Thanks to the NEH and the Digging into Data Challenge for supporting the creation of tools for working with much bigger scores than before.

In other news: 

Music21j — a Javascript implementation of music21’s core features — is running rapidly towards a public release.  See http://prolatio.blogspot.com/2014/05/web-pages-with-musical-examples.html for an example of usage.  We’ll be integrating it with the Python version over the summer.

Ian Quinn’s review of Music21 appeared in the Journal of the American Musicological society yesterday.  Prior to this issue, no non-book had ever been reviewed. It’s a great feeling to have people not on this list know about the software as well.

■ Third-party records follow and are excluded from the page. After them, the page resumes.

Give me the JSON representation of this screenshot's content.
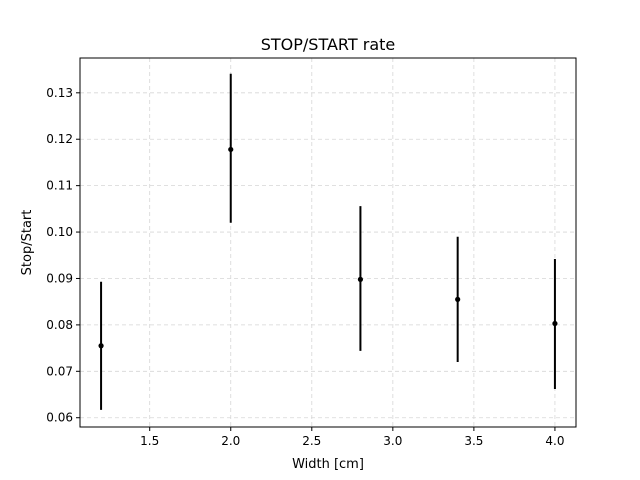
{
  "chart_data": {
    "type": "scatter",
    "title": "STOP/START rate",
    "xlabel": "Width [cm]",
    "ylabel": "Stop/Start",
    "xlim": [
      1.07,
      4.13
    ],
    "ylim": [
      0.058,
      0.1375
    ],
    "xticks": [
      1.5,
      2.0,
      2.5,
      3.0,
      3.5,
      4.0
    ],
    "xtick_labels": [
      "1.5",
      "2.0",
      "2.5",
      "3.0",
      "3.5",
      "4.0"
    ],
    "yticks": [
      0.06,
      0.07,
      0.08,
      0.09,
      0.1,
      0.11,
      0.12,
      0.13
    ],
    "ytick_labels": [
      "0.06",
      "0.07",
      "0.08",
      "0.09",
      "0.10",
      "0.11",
      "0.12",
      "0.13"
    ],
    "grid": true,
    "points": [
      {
        "x": 1.2,
        "y": 0.0755,
        "yerr_low": 0.0617,
        "yerr_high": 0.0893
      },
      {
        "x": 2.0,
        "y": 0.1178,
        "yerr_low": 0.102,
        "yerr_high": 0.1341
      },
      {
        "x": 2.8,
        "y": 0.0898,
        "yerr_low": 0.0744,
        "yerr_high": 0.1056
      },
      {
        "x": 3.4,
        "y": 0.0855,
        "yerr_low": 0.072,
        "yerr_high": 0.099
      },
      {
        "x": 4.0,
        "y": 0.0803,
        "yerr_low": 0.0662,
        "yerr_high": 0.0942
      }
    ],
    "colors": {
      "marker": "#000000",
      "grid": "#d6d6d6"
    }
  }
}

Oh, and MIT was foolhardy enough to give me tenure! Largely on the basis of music21.  If you’re an academic working on a large digital project, I still advice proceeding with caution, but know that it can be done.  Thanks everyone for support.

Sunday, February 16, 2014

Plotting pitches and durations continuously in music21

With music21, it's not hard to plot discrete data (pitches, durations, etc.) as continuous data. There isn't a built in tool for doing this, but since music21 is written in Python, it is easy to take advantage of the tools from matplotlib, numpy, and scipy to create "cubic bezier-curve splines" that show these points in an easily visualized format.

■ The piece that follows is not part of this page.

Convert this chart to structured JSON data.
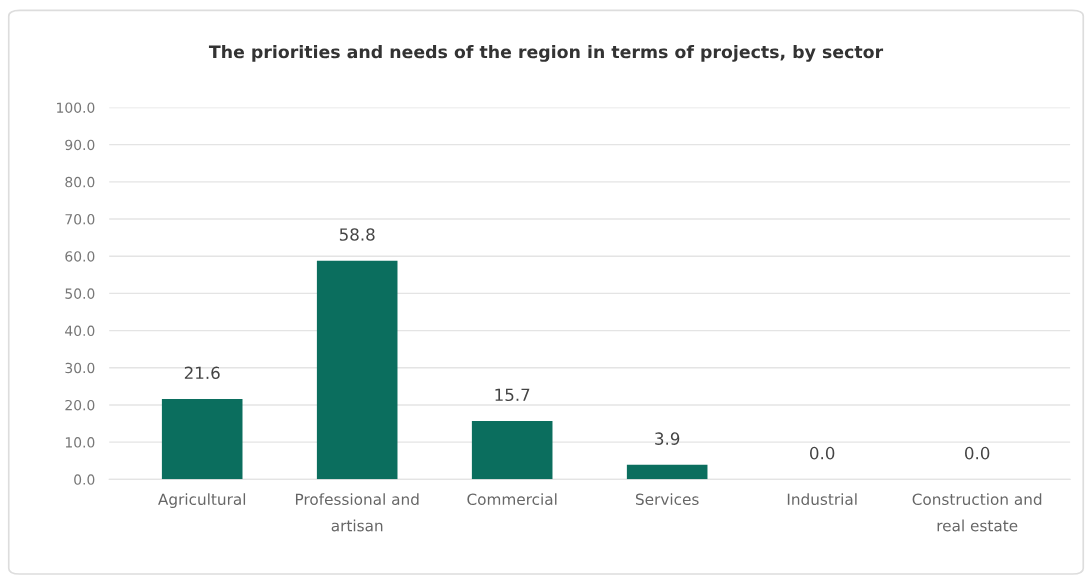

In music21 you can easily plot the position of notes as a piano roll:

from music21 import corpus

bach = corpus.parse('bwv66.6')

bach.plot('pianoroll')



which preserves pitch names, measure numbers, etc.  But the case we're asking for requires a plot more like this:




















The numbers at the left are midi numbers while the bottom is number of quarter notes from the beginning. Here's some code to help you achieve this:

import numpy as np
import matplotlib.pyplot as plt
from scipy import interpolate
from music21 import corpus

bach = corpus.parse('bwv66.6')

fig = plt.figure()

for i in range(len(bach.parts)):
    top = bach.parts[i].flat.notes
    y = [n.ps for n in top]
    x = [n.offset + n.quarterLength/2.0 for n in top]

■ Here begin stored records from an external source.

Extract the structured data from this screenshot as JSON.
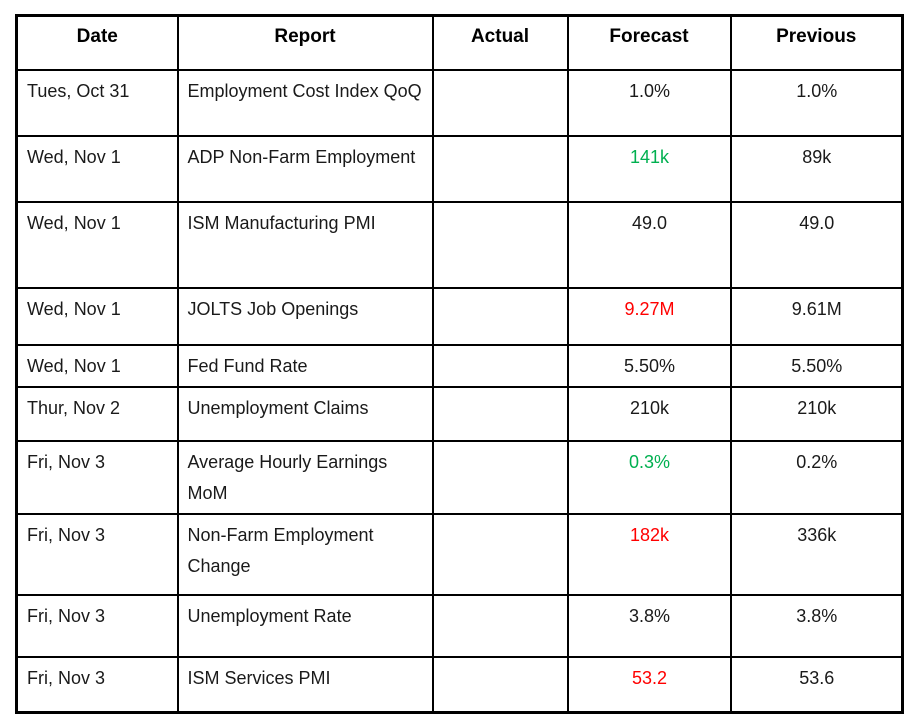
{
  "colors": {
    "green": "#00B050",
    "red": "#FF0000",
    "default": "#1a1a1a",
    "border": "#000000",
    "background": "#FFFFFF"
  },
  "chart_data": {
    "type": "table",
    "title": "",
    "columns": [
      "Date",
      "Report",
      "Actual",
      "Forecast",
      "Previous"
    ],
    "rows": [
      {
        "date": "Tues, Oct 31",
        "report": "Employment Cost Index QoQ",
        "actual": "",
        "forecast": "1.0%",
        "forecast_color": "default",
        "previous": "1.0%"
      },
      {
        "date": "Wed, Nov 1",
        "report": "ADP Non-Farm Employment",
        "actual": "",
        "forecast": "141k",
        "forecast_color": "green",
        "previous": "89k"
      },
      {
        "date": "Wed, Nov 1",
        "report": "ISM Manufacturing PMI",
        "actual": "",
        "forecast": "49.0",
        "forecast_color": "default",
        "previous": "49.0"
      },
      {
        "date": "Wed, Nov 1",
        "report": "JOLTS Job Openings",
        "actual": "",
        "forecast": "9.27M",
        "forecast_color": "red",
        "previous": "9.61M"
      },
      {
        "date": "Wed, Nov 1",
        "report": "Fed Fund Rate",
        "actual": "",
        "forecast": "5.50%",
        "forecast_color": "default",
        "previous": "5.50%"
      },
      {
        "date": "Thur, Nov 2",
        "report": "Unemployment Claims",
        "actual": "",
        "forecast": "210k",
        "forecast_color": "default",
        "previous": "210k"
      },
      {
        "date": "Fri, Nov 3",
        "report": "Average Hourly Earnings MoM",
        "actual": "",
        "forecast": "0.3%",
        "forecast_color": "green",
        "previous": "0.2%"
      },
      {
        "date": "Fri, Nov 3",
        "report": "Non-Farm Employment Change",
        "actual": "",
        "forecast": "182k",
        "forecast_color": "red",
        "previous": "336k"
      },
      {
        "date": "Fri, Nov 3",
        "report": "Unemployment Rate",
        "actual": "",
        "forecast": "3.8%",
        "forecast_color": "default",
        "previous": "3.8%"
      },
      {
        "date": "Fri, Nov 3",
        "report": "ISM Services PMI",
        "actual": "",
        "forecast": "53.2",
        "forecast_color": "red",
        "previous": "53.6"
      }
    ]
  }
}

    tck = interpolate.splrep(x,y,s=0)
    xnew = np.arange(0,max(x),0.01)
    ynew = interpolate.splev(xnew,tck,der=0)
    
    subplot = fig.add_subplot(111) # semi-arbitrary three-digit number
    subplot.plot(xnew,ynew)
plt.title('Bach motion')

plt.show()

With this sort of graph it's easy to isolate each voice (not much overlap of voices in this chorale) and to see the preponderance of similar motion among the Soprano, Alto, and Tenor, but lack of coordination with the Bass (which would create forbidden parallels if it coordinated).  More sophisticated examples with better labels are easily created by those with knowledge of matplotlib, but this simple demonstration will suffice to get things started.